Hi everyone. I'm new to this forum. All of your bettas are lovely! Please let me introduce you to mine:

This is my red delta tail that I rescued from a pet store betta cup:









This pathetic little guy was another pet store rescue. I took this photo when he was still in his betta cup:









This is my newest guy. I took this photo when he was still in his betta cup. This is his "BEFORE" photo:









And here's the same fish as above, but after ~5 hours of rehab in his new tank. The AFTER photo:









Thanks!


----------



## Betta Slave (Dec 8, 2009)

Hello and welcome to the forum!
I love both your fish! Both gorgeous!

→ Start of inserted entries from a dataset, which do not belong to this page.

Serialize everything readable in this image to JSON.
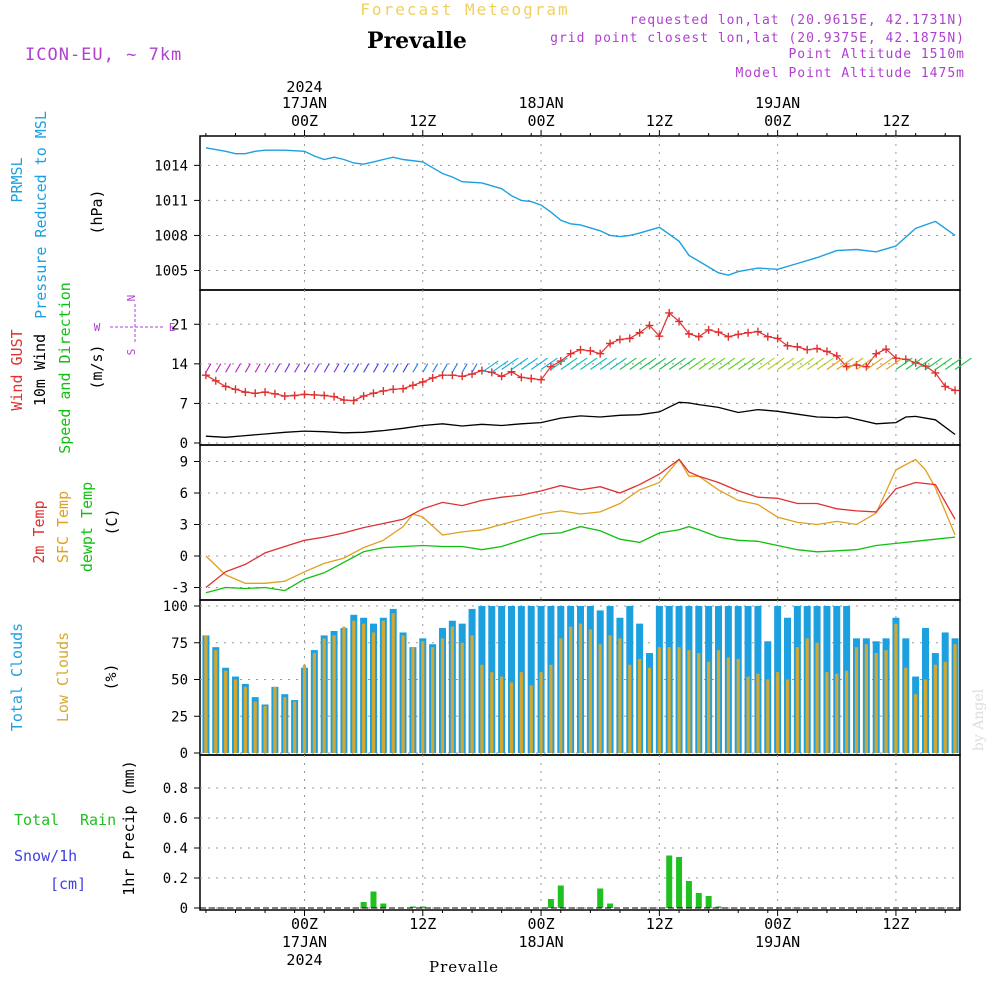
{
  "header": {
    "subtitle": "Forecast Meteogram",
    "location": "Prevalle",
    "model": "ICON-EU, ~ 7km",
    "requested": "requested lon,lat (20.9615E, 42.1731N)",
    "gridpoint": "grid point closest lon,lat (20.9375E, 42.1875N)",
    "point_alt": "Point Altitude 1510m",
    "model_alt": "Model Point Altitude 1475m",
    "footer": "Prevalle",
    "credit": "by Angel"
  },
  "x_axis": {
    "top_labels": [
      {
        "line1": "2024",
        "line2": "17JAN",
        "line3": "00Z"
      },
      {
        "line3": "12Z"
      },
      {
        "line2": "18JAN",
        "line3": "00Z"
      },
      {
        "line3": "12Z"
      },
      {
        "line2": "19JAN",
        "line3": "00Z"
      },
      {
        "line3": "12Z"
      }
    ],
    "bottom_labels": [
      {
        "line1": "00Z",
        "line2": "17JAN",
        "line3": "2024"
      },
      {
        "line1": "12Z"
      },
      {
        "line1": "00Z",
        "line2": "18JAN"
      },
      {
        "line1": "12Z"
      },
      {
        "line1": "00Z",
        "line2": "19JAN"
      },
      {
        "line1": "12Z"
      }
    ]
  },
  "panel_labels": {
    "pressure": [
      "PRMSL",
      "Pressure Reduced to MSL",
      "(hPa)"
    ],
    "wind": [
      "Wind GUST",
      "10m Wind",
      "Speed and Direction",
      "(m/s)"
    ],
    "compass": {
      "n": "N",
      "s": "S",
      "w": "W",
      "e": "E"
    },
    "temp": [
      "2m Temp",
      "SFC Temp",
      "dewpt Temp",
      "(C)"
    ],
    "clouds": [
      "Total Clouds",
      "Low Clouds",
      "(%)"
    ],
    "precip": [
      "Total",
      "Rain",
      "Snow/1h",
      "[cm]",
      "1hr Precip (mm)"
    ]
  },
  "colors": {
    "pressure": "#1ca0e0",
    "gust": "#e03030",
    "wind": "#000000",
    "temp2m": "#e03030",
    "sfc": "#e0a020",
    "dew": "#10c010",
    "total_cloud": "#1ca0e0",
    "low_cloud": "#d4a830",
    "rain": "#20c020",
    "meta": "#b040d0"
  },
  "chart_data": [
    {
      "type": "line",
      "title": "PRMSL Pressure Reduced to MSL",
      "ylabel": "(hPa)",
      "x_unit": "hours from 16JAN 14Z",
      "ylim": [
        1003.5,
        1016
      ],
      "yticks": [
        1005,
        1008,
        1011,
        1014
      ],
      "series": [
        {
          "name": "PRMSL",
          "x": [
            0,
            2,
            3,
            4,
            5,
            6,
            8,
            10,
            11,
            12,
            13,
            14,
            15,
            16,
            17,
            18,
            19,
            20,
            22,
            23,
            24,
            25,
            26,
            28,
            30,
            31,
            32,
            33,
            34,
            35,
            36,
            37,
            38,
            40,
            41,
            42,
            43,
            44,
            46,
            48,
            49,
            50,
            51,
            52,
            53,
            54,
            56,
            58,
            60,
            62,
            64,
            66,
            68,
            70,
            72,
            74,
            76
          ],
          "y": [
            1015.5,
            1015.2,
            1015.0,
            1015.0,
            1015.2,
            1015.3,
            1015.3,
            1015.2,
            1014.8,
            1014.5,
            1014.7,
            1014.5,
            1014.2,
            1014.1,
            1014.3,
            1014.5,
            1014.7,
            1014.5,
            1014.3,
            1013.8,
            1013.3,
            1013.0,
            1012.6,
            1012.5,
            1012.0,
            1011.4,
            1011.0,
            1010.9,
            1010.6,
            1010.0,
            1009.3,
            1009.0,
            1008.9,
            1008.4,
            1008.0,
            1007.9,
            1008.0,
            1008.2,
            1008.7,
            1007.5,
            1006.3,
            1005.8,
            1005.3,
            1004.8,
            1004.6,
            1004.9,
            1005.2,
            1005.1,
            1005.6,
            1006.1,
            1006.7,
            1006.8,
            1006.6,
            1007.1,
            1008.6,
            1009.2,
            1008.0
          ]
        }
      ]
    },
    {
      "type": "line",
      "title": "Wind GUST / 10m Wind Speed and Direction",
      "ylabel": "(m/s)",
      "ylim": [
        0,
        26
      ],
      "yticks": [
        0,
        7,
        14,
        21
      ],
      "series": [
        {
          "name": "Wind GUST",
          "x": [
            0,
            1,
            2,
            3,
            4,
            5,
            6,
            7,
            8,
            9,
            10,
            11,
            12,
            13,
            14,
            15,
            16,
            17,
            18,
            19,
            20,
            21,
            22,
            23,
            24,
            25,
            26,
            27,
            28,
            29,
            30,
            31,
            32,
            33,
            34,
            35,
            36,
            37,
            38,
            39,
            40,
            41,
            42,
            43,
            44,
            45,
            46,
            47,
            48,
            49,
            50,
            51,
            52,
            53,
            54,
            55,
            56,
            57,
            58,
            59,
            60,
            61,
            62,
            63,
            64,
            65,
            66,
            67,
            68,
            69,
            70,
            71,
            72,
            73,
            74,
            75,
            76
          ],
          "y": [
            12,
            11,
            10,
            9.5,
            9,
            8.8,
            9,
            8.7,
            8.3,
            8.4,
            8.6,
            8.5,
            8.4,
            8.2,
            7.6,
            7.5,
            8.3,
            8.8,
            9.2,
            9.5,
            9.6,
            10.2,
            10.8,
            11.5,
            12,
            12,
            11.8,
            12.2,
            12.8,
            12.5,
            11.8,
            12.6,
            11.6,
            11.4,
            11.2,
            13.5,
            14.5,
            15.8,
            16.5,
            16.3,
            15.8,
            17.6,
            18.3,
            18.5,
            19.5,
            20.8,
            18.9,
            23,
            21.5,
            19.3,
            18.8,
            20,
            19.6,
            18.8,
            19.2,
            19.5,
            19.7,
            18.8,
            18.5,
            17.2,
            17,
            16.5,
            16.7,
            16.2,
            15.4,
            13.5,
            13.8,
            13.5,
            15.8,
            16.6,
            15,
            14.8,
            14.2,
            13.6,
            12.4,
            10,
            9.3
          ]
        },
        {
          "name": "10m Wind",
          "x": [
            0,
            2,
            4,
            6,
            8,
            10,
            12,
            14,
            16,
            18,
            20,
            22,
            24,
            26,
            28,
            30,
            32,
            34,
            35,
            36,
            37,
            38,
            40,
            42,
            44,
            46,
            48,
            49,
            50,
            52,
            54,
            56,
            58,
            60,
            62,
            64,
            65,
            66,
            68,
            70,
            71,
            72,
            74,
            76
          ],
          "y": [
            1.2,
            1.0,
            1.3,
            1.6,
            1.9,
            2.1,
            2.0,
            1.8,
            1.9,
            2.2,
            2.6,
            3.1,
            3.4,
            3.0,
            3.3,
            3.1,
            3.4,
            3.6,
            4.0,
            4.4,
            4.6,
            4.8,
            4.6,
            4.9,
            5.0,
            5.5,
            7.2,
            7.1,
            6.8,
            6.3,
            5.4,
            5.9,
            5.6,
            5.1,
            4.6,
            4.5,
            4.6,
            4.2,
            3.4,
            3.6,
            4.6,
            4.7,
            4.1,
            1.5
          ]
        }
      ]
    },
    {
      "type": "line",
      "title": "2m Temp / SFC Temp / dewpt Temp",
      "ylabel": "(C)",
      "ylim": [
        -4,
        10
      ],
      "yticks": [
        -3,
        0,
        3,
        6,
        9
      ],
      "series": [
        {
          "name": "2m Temp",
          "x": [
            0,
            2,
            4,
            6,
            8,
            10,
            12,
            14,
            16,
            18,
            20,
            22,
            24,
            26,
            28,
            30,
            32,
            34,
            36,
            38,
            40,
            42,
            44,
            46,
            48,
            49,
            50,
            52,
            54,
            56,
            58,
            60,
            62,
            64,
            66,
            68,
            70,
            72,
            74,
            76
          ],
          "y": [
            -3,
            -1.5,
            -0.8,
            0.3,
            0.9,
            1.5,
            1.8,
            2.2,
            2.7,
            3.1,
            3.5,
            4.5,
            5.1,
            4.8,
            5.3,
            5.6,
            5.8,
            6.2,
            6.7,
            6.3,
            6.6,
            6.0,
            6.8,
            7.8,
            9.2,
            8.0,
            7.6,
            7.0,
            6.2,
            5.6,
            5.5,
            5.0,
            5.0,
            4.5,
            4.3,
            4.2,
            6.4,
            7.0,
            6.8,
            3.5
          ]
        },
        {
          "name": "SFC Temp",
          "x": [
            0,
            2,
            4,
            6,
            8,
            10,
            12,
            14,
            16,
            18,
            20,
            21,
            22,
            24,
            26,
            28,
            30,
            32,
            34,
            36,
            38,
            40,
            42,
            44,
            46,
            48,
            49,
            50,
            52,
            54,
            56,
            58,
            60,
            62,
            64,
            66,
            68,
            70,
            72,
            73,
            74,
            76
          ],
          "y": [
            0,
            -1.8,
            -2.6,
            -2.6,
            -2.4,
            -1.5,
            -0.7,
            -0.2,
            0.8,
            1.5,
            2.8,
            4.0,
            3.7,
            2.0,
            2.3,
            2.5,
            3.0,
            3.5,
            4.0,
            4.3,
            4.0,
            4.2,
            5.0,
            6.3,
            7.0,
            9.2,
            7.6,
            7.6,
            6.3,
            5.3,
            4.9,
            3.7,
            3.2,
            3.0,
            3.3,
            3.0,
            4.1,
            8.2,
            9.2,
            8.2,
            6.5,
            2.0
          ]
        },
        {
          "name": "dewpt Temp",
          "x": [
            0,
            2,
            4,
            6,
            8,
            10,
            12,
            14,
            16,
            18,
            20,
            22,
            24,
            26,
            28,
            30,
            32,
            34,
            36,
            38,
            40,
            42,
            44,
            46,
            48,
            49,
            50,
            52,
            54,
            56,
            58,
            60,
            62,
            64,
            66,
            68,
            70,
            72,
            74,
            76
          ],
          "y": [
            -3.5,
            -3.0,
            -3.1,
            -3.0,
            -3.3,
            -2.2,
            -1.6,
            -0.6,
            0.4,
            0.8,
            0.9,
            1.0,
            0.9,
            0.9,
            0.6,
            0.9,
            1.5,
            2.1,
            2.2,
            2.8,
            2.4,
            1.6,
            1.3,
            2.2,
            2.5,
            2.8,
            2.5,
            1.8,
            1.5,
            1.4,
            1.0,
            0.6,
            0.4,
            0.5,
            0.6,
            1.0,
            1.2,
            1.4,
            1.6,
            1.8
          ]
        }
      ]
    },
    {
      "type": "bar",
      "title": "Total Clouds / Low Clouds",
      "ylabel": "(%)",
      "ylim": [
        0,
        100
      ],
      "yticks": [
        0,
        25,
        50,
        75,
        100
      ],
      "x": [
        0,
        1,
        2,
        3,
        4,
        5,
        6,
        7,
        8,
        9,
        10,
        11,
        12,
        13,
        14,
        15,
        16,
        17,
        18,
        19,
        20,
        21,
        22,
        23,
        24,
        25,
        26,
        27,
        28,
        29,
        30,
        31,
        32,
        33,
        34,
        35,
        36,
        37,
        38,
        39,
        40,
        41,
        42,
        43,
        44,
        45,
        46,
        47,
        48,
        49,
        50,
        51,
        52,
        53,
        54,
        55,
        56,
        57,
        58,
        59,
        60,
        61,
        62,
        63,
        64,
        65,
        66,
        67,
        68,
        69,
        70,
        71,
        72,
        73,
        74,
        75,
        76
      ],
      "series": [
        {
          "name": "Total Clouds",
          "values": [
            80,
            72,
            58,
            52,
            47,
            38,
            33,
            45,
            40,
            36,
            58,
            70,
            80,
            83,
            85,
            94,
            92,
            88,
            92,
            98,
            82,
            72,
            78,
            74,
            85,
            90,
            88,
            98,
            100,
            100,
            100,
            100,
            100,
            100,
            100,
            100,
            100,
            100,
            100,
            100,
            97,
            100,
            92,
            100,
            88,
            68,
            100,
            100,
            100,
            100,
            100,
            100,
            100,
            100,
            100,
            100,
            100,
            76,
            100,
            92,
            100,
            100,
            100,
            100,
            100,
            100,
            78,
            78,
            76,
            78,
            92,
            78,
            52,
            85,
            68,
            82,
            78
          ]
        },
        {
          "name": "Low Clouds",
          "values": [
            80,
            70,
            56,
            50,
            45,
            35,
            32,
            45,
            38,
            35,
            60,
            68,
            78,
            80,
            86,
            90,
            88,
            82,
            90,
            95,
            80,
            72,
            76,
            72,
            78,
            86,
            75,
            80,
            60,
            55,
            52,
            48,
            55,
            46,
            55,
            60,
            78,
            86,
            88,
            84,
            74,
            80,
            78,
            60,
            64,
            58,
            72,
            72,
            72,
            70,
            68,
            62,
            70,
            65,
            64,
            52,
            54,
            50,
            55,
            50,
            72,
            78,
            75,
            55,
            54,
            56,
            72,
            74,
            68,
            70,
            88,
            58,
            40,
            50,
            60,
            62,
            74
          ]
        }
      ]
    },
    {
      "type": "bar",
      "title": "1hr Precip (mm)",
      "ylabel": "1hr Precip (mm)",
      "ylim": [
        0,
        0.98
      ],
      "yticks": [
        0,
        0.2,
        0.4,
        0.6,
        0.8
      ],
      "series": [
        {
          "name": "Total Rain",
          "x": [
            16,
            17,
            18,
            21,
            22,
            35,
            36,
            40,
            41,
            47,
            48,
            49,
            50,
            51,
            52
          ],
          "values": [
            0.04,
            0.11,
            0.03,
            0.01,
            0.01,
            0.06,
            0.15,
            0.13,
            0.03,
            0.35,
            0.34,
            0.18,
            0.1,
            0.08,
            0.01
          ]
        }
      ]
    }
  ]
}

But I especially like your white/blue crowntail.... If you don't want him some time in the future, I'll take him for you


----------



## Jayy (Dec 23, 2009)

welcome and pretty bettas!


----------



## rubyfire (Dec 10, 2009)

welcome ;D Love them all (especially the 2nd one )


----------



## secuono (Jan 18, 2010)

The second pic, the fish you call 'Pathetic' is amazing! I would call him Ice! Aww, I'd live to have him if you lived near...lol.


----------



## beat2020 (Dec 31, 2009)

Beautiful Crowntail!
The second one lol


----------



## doggyhog (Apr 30, 2009)

All are beatiful!!! I too, looooove the second boy!


----------



## JamieTron (May 16, 2009)

very pretty fish!!!!! I am glad to see they found a good home!


----------



## DarthMaul (Mar 30, 2010)

i agree, that "pathetic" fish is AWESOME looking! You are very lucky to have found a petstore betta that looks like him!


----------



## BanditTus (Apr 17, 2010)

Lovelies! That second one really made me 'WOW' he' gorgeous <3


----------



## Quinn (Apr 4, 2010)

I have to echo everyone else. The second boy! WOW he is STUNNING. And your new guy, its amazing what just a few hours can do. What a difference


----------



## ecoprincess (Jul 16, 2009)

Welcome!!! Great fish!!! Do u have any pics of your aquarium set ups? Would love to see them!


----------



## TigerLily (Sep 17, 2009)

Welcome to the forums. That second boy is indeed amazing! You have some nice fish.


----------



## britnyjackson (Mar 10, 2010)

Gorgeous babies!! All of them!


----------



## mysquishy (Mar 12, 2010)

Very nice fish. I love the second boy. Welcome to the forum.


----------



## BettaxFishxCrazy (Sep 5, 2009)

Beautiful fish! Love the second one also.


----------



## Fermin (Apr 18, 2010)

Thanks to everyone for your kind welcome!


----------